Adaptability and selectivity of human peroxisome proliferator-activated receptor (PPAR) pan agonists revealed from crystal structures.

Peroxisome proliferator-activated receptors (PPARs) belong to the nuclear hormone receptor family, which is defined as transcriptional factors that are activated by the binding of ligands to their ligand-binding domains (LBDs). Although the three PPAR subtypes display different tissue distribution patterns and distinct pharmacological profiles, they all are essentially related to fatty-acid and glucose metabolism. Since the PPARs share similar three-dimensional structures within the LBDs, synthetic ligands which simultaneously activate two or all of the PPARs could be potent candidates in terms of drugs for the treatment of abnormal metabolic homeostasis. The structures of several PPAR LBDs were determined in complex with synthetic ligands, derivatives of 3-(4-alkoxyphenyl)propanoic acid, which exhibit unique agonistic activities. The PPARalpha and PPARgamma LBDs were complexed with the same pan agonist, TIPP-703, which activates all three PPARs and their crystal structures were determined.

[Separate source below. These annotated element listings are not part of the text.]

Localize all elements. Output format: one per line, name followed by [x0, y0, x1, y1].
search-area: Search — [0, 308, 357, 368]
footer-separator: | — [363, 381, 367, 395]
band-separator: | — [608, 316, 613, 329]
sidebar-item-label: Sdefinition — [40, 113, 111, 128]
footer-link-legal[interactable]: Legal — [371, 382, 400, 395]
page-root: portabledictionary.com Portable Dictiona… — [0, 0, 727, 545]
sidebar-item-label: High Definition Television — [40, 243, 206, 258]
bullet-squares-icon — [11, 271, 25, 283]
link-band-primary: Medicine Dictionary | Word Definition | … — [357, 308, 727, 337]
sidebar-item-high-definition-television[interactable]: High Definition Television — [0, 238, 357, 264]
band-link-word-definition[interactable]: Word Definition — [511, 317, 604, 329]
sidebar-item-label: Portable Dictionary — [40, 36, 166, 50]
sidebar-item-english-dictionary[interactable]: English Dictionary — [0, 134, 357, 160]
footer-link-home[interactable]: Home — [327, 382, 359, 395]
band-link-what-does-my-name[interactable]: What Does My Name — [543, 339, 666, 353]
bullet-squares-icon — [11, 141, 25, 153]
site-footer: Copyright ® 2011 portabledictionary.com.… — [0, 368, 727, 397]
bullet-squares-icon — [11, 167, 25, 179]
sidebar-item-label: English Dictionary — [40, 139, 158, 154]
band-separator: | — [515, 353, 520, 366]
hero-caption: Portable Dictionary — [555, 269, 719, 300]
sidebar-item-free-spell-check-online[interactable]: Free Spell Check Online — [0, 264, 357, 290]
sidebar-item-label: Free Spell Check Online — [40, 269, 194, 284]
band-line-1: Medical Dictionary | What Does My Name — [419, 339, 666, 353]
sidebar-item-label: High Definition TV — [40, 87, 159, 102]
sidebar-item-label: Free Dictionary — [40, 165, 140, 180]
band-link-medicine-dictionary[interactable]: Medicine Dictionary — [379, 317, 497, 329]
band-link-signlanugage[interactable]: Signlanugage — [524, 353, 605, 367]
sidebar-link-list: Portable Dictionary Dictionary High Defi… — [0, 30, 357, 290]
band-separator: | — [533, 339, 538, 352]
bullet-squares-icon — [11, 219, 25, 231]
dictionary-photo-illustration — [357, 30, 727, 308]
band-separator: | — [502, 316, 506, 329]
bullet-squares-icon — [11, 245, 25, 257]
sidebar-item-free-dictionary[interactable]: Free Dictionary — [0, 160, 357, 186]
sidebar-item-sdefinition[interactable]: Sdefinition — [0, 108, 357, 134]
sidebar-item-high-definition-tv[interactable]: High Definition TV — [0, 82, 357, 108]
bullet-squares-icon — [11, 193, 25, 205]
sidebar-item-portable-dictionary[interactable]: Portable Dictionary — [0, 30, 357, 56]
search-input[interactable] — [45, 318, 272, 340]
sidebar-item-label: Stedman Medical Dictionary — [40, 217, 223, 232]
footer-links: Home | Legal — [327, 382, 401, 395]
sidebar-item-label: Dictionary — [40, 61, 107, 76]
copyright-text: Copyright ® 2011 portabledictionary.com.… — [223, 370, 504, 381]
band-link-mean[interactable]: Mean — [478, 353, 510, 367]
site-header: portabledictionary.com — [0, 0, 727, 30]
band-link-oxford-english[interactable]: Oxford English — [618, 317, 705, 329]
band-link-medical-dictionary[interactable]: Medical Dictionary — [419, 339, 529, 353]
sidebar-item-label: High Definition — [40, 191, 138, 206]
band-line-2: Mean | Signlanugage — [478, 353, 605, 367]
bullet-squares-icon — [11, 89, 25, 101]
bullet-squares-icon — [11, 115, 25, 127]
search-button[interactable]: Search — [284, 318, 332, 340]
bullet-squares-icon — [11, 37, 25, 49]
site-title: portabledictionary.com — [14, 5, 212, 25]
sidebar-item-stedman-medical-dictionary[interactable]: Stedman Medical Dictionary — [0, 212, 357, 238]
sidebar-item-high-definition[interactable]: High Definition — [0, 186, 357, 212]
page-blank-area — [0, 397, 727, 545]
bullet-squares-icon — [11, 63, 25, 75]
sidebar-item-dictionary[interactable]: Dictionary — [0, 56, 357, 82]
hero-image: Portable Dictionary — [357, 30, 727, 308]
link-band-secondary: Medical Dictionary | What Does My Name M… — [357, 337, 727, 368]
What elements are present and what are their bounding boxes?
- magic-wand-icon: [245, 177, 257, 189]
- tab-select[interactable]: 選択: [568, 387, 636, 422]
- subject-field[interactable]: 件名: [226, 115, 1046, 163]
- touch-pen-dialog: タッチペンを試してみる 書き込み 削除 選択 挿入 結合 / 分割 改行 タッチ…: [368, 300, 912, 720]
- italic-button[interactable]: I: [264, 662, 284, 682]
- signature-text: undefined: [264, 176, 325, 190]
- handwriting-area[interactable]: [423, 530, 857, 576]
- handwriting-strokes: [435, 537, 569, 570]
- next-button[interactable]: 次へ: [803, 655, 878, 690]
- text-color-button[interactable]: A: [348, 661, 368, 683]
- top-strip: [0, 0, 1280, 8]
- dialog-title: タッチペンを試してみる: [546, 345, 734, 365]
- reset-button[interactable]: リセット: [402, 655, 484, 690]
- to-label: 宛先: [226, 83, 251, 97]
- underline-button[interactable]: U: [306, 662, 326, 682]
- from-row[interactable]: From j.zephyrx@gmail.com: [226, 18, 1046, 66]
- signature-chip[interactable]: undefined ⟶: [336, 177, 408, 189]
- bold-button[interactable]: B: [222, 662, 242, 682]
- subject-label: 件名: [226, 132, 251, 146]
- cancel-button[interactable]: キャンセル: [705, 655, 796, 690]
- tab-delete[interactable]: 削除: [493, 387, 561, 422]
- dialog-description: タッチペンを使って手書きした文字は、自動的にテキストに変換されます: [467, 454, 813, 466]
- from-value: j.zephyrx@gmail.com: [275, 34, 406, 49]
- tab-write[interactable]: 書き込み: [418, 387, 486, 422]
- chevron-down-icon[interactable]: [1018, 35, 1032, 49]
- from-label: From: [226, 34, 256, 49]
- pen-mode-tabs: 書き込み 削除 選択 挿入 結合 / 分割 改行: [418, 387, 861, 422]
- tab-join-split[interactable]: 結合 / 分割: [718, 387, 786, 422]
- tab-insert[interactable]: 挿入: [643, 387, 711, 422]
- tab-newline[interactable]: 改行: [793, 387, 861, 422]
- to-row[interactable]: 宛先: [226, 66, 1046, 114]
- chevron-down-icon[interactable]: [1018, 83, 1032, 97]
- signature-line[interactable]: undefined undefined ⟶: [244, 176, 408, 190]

The two LBD-ligand complex structures revealed how the pan agonist is adapted to the similar, but significantly different, ligand-binding pockets of the PPARs. The structures of the PPARdelta LBD in complex with an alpha/delta-selective ligand, TIPP-401, and with a related delta-specific ligand, TIPP-204, were also determined. The comparison between the two PPARdelta complexes revealed how each ligand exhibits either a ;dual selective' or ;single specific' binding mode.